Vous verrez comment cette participation des élèves à l'appréciation, au contrôle et à la notation transforme et humanise l'atmosphère de la classe.
L'exposition de fin de semaine
Cette auto‑évaluation est synthétisée par l'exposition du samedi, dont nous recommandons la pratique sans réserve. Il est souhaitable en effet que notre enseignement ne débouche pas seulement sur une note plus ou moins arbitraire, mais sur une sorte de socialisation et de confrontation des oeuvres obtenues.
Le samedi soir, dans la classe agréablement aménagée, on dispose sur les tables décorées à cet effet les réalisations de la semaine : peintures, maquettes et découpages, inventions, résultats d'expériences et d'observations, mais aussi belles pages de cahiers, albums, lettres des correspondants, etc...
Il faut éviter le plus possible que cette exposition apparaisse comme une occasion de contrôle avec sanction plus ou moins grave.
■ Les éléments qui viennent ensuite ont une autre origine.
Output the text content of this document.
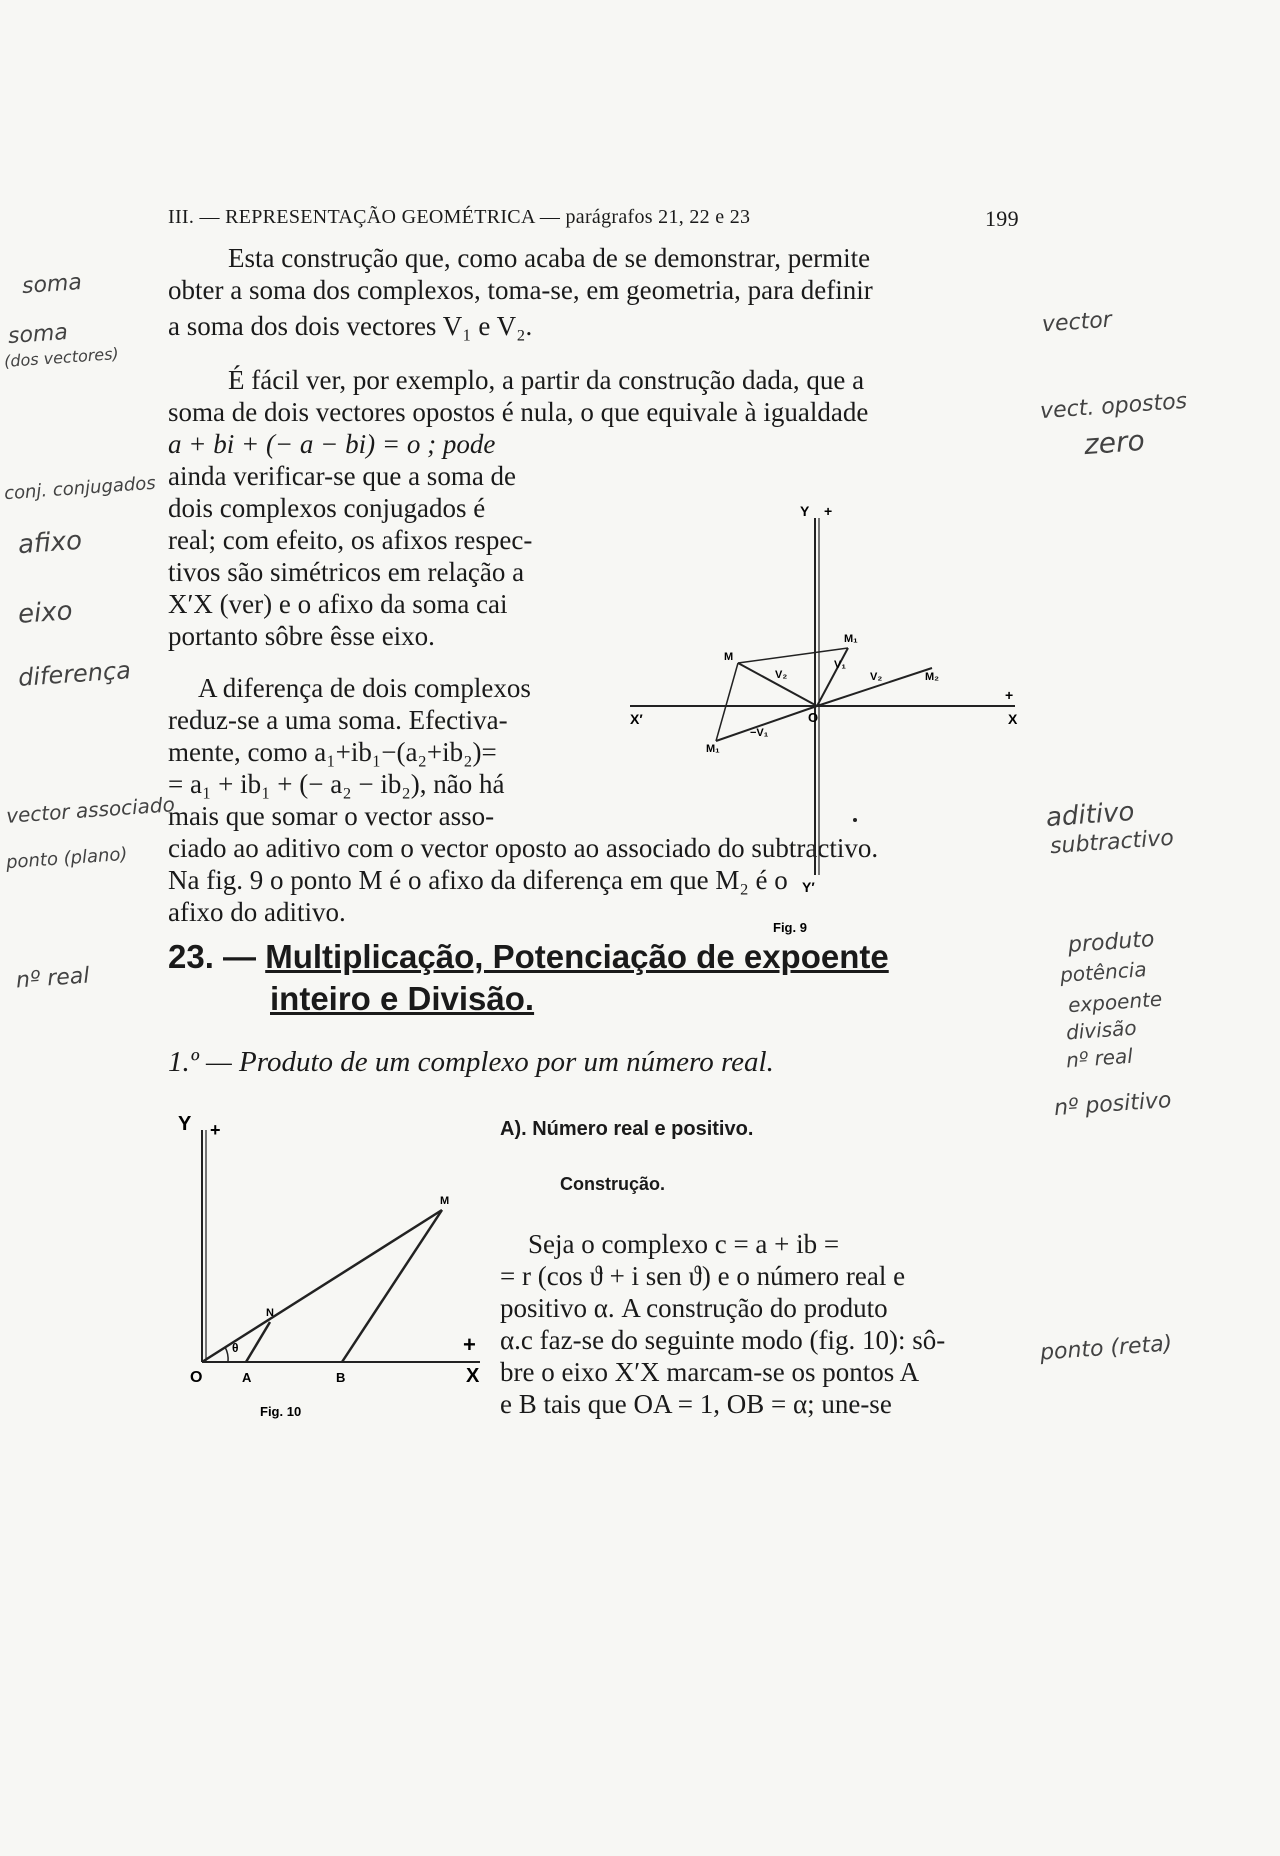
III. — REPRESENTAÇÃO GEOMÉTRICA — parágrafos 21, 22 e 23	199
Esta construção que, como acaba de se demonstrar, permite
obter a soma dos complexos, toma-se, em geometria, para definir
a soma dos dois vectores V₁ e V₂.
É fácil ver, por exemplo, a partir da construção dada, que a
soma de dois vectores opostos é nula, o que equivale à igualdade
a + bi + (− a − bi) = o ; pode
ainda verificar-se que a soma de
dois complexos conjugados é
real; com efeito, os afixos respec-
tivos são simétricos em relação a
X′X (ver) e o afixo da soma cai
portanto sôbre êsse eixo.
A diferença de dois complexos
reduz-se a uma soma. Efectiva-
mente, como a₁+ib₁−(a₂+ib₂)=
= a₁ + ib₁ + (− a₂ − ib₂), não há
mais que somar o vector asso-
ciado ao aditivo com o vector oposto ao associado do subtractivo.
Na fig. 9 o ponto M é o afixo da diferença em que M₂ é o
afixo do aditivo.
Y +
+
X
X′	O
Y′
M
M₁
M₂
M₁
V₂
V₁
V₂
−V₁
Fig. 9
23. — Multiplicação, Potenciação de expoente
inteiro e Divisão.
1.º — Produto de um complexo por um número real.
A). Número real e positivo.
Construção.
Seja o complexo c = a + ib =
= r (cos ϑ + i sen ϑ) e o número real e
positivo α. A construção do produto
α.c faz-se do seguinte modo (fig. 10): sô-
bre o eixo X′X marcam-se os pontos A
e B tais que OA = 1, OB = α; une-se
Y +
+
X
O	A	B
M
N
θ
Fig. 10
soma
soma
(dos vectores)
conj. conjugados
afixo
eixo
diferença
vector associado
ponto (plano)
nº real
vector
vect. opostos
zero
aditivo
subtractivo
produto
potência
expoente
divisão
nº real
nº positivo
ponto (reta)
L'appréciation muette ou enthousiaste suffit ; on voit d'emblée où sont les chefs‑d'oeuvre qui accusent par leur succès les vides ou les imperfections. Les enfants y sont extraordinairement sensibles.
Un camarade nous reprochait un jour de faire, par cette exposition du samedi, ce qu'il appelait, lui, du «tape à l'oeil ». Il n'en reste pas moins que cette manifestation hebdomadaire doit avoir quelque chose de solennel et d'impressionnant. Nous ne nous contenterons pas d'aligner une ou deux oeuvres de chaque élève prises au hasard. Nous devons mettre en valeur des réalisations qui nous ont beaucoup coûté et dont nous sommes, à bon droit, quelque peu fiers. Nous ne ménagerons ni la présentation, ni le brio, ni les fleurs, d'autant plus que cette exposition gagnera à être visitée et commentée par les parents d'élèves et les amis de l'École qui pourront ainsi juger sur pièce.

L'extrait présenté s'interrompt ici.